Image2Speech is the relatively new task of generating a spoken description of an image. Similar to Automatic Image Captioning, it is a task focused on describing images, however it avoids the usage of textual resources. An Image2Speech system produces a sequences of phonemes instead of (written) words which makes the Image2Speech task applicable to languages which do not have a standardized writing system. This thesis presents an investigation into the evaluation of the Image2Speech task. The Image2Speech output is evaluated with human evaluators as well as multiple objective evaluation metrics. These metrics are often used in the field of Natural Language Processing, such as BLEU, METEOR, PER, etc. and can be used to give an indication of the semantic similarity between two sentences of words. Since humans are the end users of Image2Speech systems, the objective evaluation metrics are correlated with human evaluation in order to determine which metric can best evaluate an Image2Speech system with the end users in mind.
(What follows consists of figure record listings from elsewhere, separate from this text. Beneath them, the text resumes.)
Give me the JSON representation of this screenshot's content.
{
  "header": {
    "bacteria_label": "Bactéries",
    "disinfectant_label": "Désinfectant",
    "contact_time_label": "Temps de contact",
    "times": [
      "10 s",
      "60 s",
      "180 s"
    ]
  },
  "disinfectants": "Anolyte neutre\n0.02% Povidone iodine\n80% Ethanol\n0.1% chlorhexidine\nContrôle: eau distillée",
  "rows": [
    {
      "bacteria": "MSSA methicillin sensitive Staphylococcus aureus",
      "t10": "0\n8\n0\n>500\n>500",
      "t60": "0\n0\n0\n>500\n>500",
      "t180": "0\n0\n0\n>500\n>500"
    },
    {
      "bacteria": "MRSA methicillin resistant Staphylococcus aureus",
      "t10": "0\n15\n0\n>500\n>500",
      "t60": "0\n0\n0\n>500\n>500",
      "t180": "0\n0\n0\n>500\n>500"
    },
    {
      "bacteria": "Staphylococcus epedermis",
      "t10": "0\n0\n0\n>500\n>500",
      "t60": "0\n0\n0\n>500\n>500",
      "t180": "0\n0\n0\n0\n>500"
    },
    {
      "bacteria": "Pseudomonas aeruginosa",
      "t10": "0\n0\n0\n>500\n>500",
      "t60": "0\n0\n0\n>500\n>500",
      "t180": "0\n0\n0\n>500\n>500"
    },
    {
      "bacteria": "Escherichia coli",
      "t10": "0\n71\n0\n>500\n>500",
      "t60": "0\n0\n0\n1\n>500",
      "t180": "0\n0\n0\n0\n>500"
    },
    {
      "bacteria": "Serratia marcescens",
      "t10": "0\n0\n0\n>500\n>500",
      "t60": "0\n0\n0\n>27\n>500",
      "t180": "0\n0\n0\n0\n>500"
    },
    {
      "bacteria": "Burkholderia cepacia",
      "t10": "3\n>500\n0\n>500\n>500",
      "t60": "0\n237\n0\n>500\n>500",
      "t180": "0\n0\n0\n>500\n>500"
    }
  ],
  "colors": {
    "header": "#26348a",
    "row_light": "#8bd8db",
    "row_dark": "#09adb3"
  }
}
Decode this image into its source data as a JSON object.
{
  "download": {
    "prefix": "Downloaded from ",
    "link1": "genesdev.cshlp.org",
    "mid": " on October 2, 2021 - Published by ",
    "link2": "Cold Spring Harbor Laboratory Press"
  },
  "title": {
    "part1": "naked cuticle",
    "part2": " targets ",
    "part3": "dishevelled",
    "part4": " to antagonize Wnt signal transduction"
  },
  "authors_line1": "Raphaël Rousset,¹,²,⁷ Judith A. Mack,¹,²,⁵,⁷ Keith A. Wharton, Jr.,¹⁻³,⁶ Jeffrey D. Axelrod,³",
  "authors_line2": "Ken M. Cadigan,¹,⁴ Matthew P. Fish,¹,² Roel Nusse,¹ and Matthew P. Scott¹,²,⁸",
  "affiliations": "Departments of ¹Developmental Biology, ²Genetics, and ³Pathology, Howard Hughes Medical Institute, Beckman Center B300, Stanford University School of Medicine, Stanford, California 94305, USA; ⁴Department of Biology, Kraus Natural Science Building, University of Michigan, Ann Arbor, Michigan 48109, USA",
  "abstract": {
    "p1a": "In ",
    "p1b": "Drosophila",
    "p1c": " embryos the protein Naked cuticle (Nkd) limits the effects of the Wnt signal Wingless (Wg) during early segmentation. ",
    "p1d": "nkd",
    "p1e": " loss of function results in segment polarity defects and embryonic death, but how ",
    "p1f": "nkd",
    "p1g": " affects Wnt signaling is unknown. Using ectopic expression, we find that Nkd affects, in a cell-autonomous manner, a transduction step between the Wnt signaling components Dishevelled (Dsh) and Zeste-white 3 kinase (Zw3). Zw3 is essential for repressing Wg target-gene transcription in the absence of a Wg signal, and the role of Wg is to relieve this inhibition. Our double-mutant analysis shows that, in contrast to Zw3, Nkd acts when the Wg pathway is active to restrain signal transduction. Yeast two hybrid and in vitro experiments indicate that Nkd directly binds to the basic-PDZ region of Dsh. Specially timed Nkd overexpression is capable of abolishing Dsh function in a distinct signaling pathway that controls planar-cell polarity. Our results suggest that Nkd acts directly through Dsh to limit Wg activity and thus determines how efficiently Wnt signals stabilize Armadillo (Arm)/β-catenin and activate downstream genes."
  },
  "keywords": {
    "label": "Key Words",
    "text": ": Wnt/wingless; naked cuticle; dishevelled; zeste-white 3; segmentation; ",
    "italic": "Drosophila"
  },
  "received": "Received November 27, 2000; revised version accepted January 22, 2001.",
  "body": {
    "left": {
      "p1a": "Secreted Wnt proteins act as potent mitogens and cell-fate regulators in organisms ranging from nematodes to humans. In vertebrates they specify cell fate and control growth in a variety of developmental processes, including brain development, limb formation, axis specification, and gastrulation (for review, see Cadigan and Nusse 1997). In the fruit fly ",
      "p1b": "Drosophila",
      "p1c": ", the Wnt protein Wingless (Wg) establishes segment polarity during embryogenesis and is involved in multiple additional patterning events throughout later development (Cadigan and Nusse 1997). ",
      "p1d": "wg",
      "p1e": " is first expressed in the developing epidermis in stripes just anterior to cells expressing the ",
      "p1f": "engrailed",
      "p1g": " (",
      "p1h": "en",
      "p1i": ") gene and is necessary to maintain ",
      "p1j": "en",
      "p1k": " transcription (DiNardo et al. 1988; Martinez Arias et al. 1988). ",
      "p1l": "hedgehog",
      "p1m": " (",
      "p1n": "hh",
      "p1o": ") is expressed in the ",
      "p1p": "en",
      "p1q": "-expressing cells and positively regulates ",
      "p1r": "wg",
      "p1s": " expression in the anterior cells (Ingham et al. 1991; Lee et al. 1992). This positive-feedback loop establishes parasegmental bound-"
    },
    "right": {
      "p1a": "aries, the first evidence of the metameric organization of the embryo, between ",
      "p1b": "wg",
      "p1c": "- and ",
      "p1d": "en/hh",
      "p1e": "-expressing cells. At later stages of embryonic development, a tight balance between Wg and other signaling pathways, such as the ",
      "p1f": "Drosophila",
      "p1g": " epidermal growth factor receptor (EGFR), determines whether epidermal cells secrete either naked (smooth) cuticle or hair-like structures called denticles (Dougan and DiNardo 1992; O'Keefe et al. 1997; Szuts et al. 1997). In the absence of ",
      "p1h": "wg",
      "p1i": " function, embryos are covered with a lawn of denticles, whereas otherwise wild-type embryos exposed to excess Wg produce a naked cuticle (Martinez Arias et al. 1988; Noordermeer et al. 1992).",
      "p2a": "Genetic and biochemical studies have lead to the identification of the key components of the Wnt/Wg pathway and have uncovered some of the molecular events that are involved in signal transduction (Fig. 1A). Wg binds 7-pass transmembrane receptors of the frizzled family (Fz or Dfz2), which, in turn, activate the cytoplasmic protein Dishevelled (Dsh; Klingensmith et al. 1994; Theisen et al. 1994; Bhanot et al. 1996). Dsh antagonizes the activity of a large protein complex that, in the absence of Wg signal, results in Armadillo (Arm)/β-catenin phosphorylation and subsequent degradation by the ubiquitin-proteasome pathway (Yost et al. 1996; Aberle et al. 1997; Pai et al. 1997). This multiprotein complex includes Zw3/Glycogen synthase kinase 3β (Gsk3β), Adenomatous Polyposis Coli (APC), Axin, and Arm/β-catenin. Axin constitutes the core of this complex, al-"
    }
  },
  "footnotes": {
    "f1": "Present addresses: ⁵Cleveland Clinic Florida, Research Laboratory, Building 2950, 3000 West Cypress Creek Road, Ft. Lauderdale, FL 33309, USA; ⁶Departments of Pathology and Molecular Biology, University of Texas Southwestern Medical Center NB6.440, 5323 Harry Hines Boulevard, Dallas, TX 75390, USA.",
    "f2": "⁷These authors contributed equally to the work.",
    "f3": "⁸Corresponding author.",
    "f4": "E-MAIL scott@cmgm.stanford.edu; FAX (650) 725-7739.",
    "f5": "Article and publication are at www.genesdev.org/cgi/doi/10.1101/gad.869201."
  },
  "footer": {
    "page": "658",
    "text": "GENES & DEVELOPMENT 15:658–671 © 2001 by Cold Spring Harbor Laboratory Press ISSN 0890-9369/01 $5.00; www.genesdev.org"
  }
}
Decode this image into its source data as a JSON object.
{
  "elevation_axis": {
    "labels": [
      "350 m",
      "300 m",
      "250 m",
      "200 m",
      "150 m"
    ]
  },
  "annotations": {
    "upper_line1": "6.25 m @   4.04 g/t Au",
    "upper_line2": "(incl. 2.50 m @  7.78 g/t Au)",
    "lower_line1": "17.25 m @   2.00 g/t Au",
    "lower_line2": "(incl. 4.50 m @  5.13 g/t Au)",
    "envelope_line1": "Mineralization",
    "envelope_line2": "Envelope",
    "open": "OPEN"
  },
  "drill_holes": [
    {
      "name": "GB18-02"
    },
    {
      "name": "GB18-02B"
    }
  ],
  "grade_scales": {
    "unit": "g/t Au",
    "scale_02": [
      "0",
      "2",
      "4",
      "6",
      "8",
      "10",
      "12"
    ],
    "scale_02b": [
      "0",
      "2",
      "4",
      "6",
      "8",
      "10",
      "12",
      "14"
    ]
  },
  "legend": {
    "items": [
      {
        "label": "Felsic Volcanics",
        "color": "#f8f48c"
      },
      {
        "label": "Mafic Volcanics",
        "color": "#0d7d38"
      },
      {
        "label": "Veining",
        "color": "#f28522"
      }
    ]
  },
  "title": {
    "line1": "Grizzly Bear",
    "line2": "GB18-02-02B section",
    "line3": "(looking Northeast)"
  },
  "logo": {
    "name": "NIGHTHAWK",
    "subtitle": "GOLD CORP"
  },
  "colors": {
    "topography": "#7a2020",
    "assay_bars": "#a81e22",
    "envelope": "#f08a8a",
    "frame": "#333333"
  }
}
For this, first an Image2Speech system was implemented which generates image captions consisting of phoneme sequences. This system outperformed the original Image2Speech system on the Flickr8k corpus, which is a dataset containing 8,000 images which each image also having five written and spoken captions. Subsequently, these phoneme captions were converted into sentences of words in order to be more easily interpretable for human evaluators. The captions were rated by human evaluators for their goodness of describing the image and correlated with the objective evaluation metrics. Although BLEU4 does not perfectly correlate with human ratings, it obtained the highest correlation among the investigated metrics, and is the best currently existing metric for automatically evaluating the Image2Speech task. Current metrics are limited by the fact that they assume their input to be words. A more appropriate metric for the Image2Speech task should assume its input to be parts of words, e.g. phonemes, instead.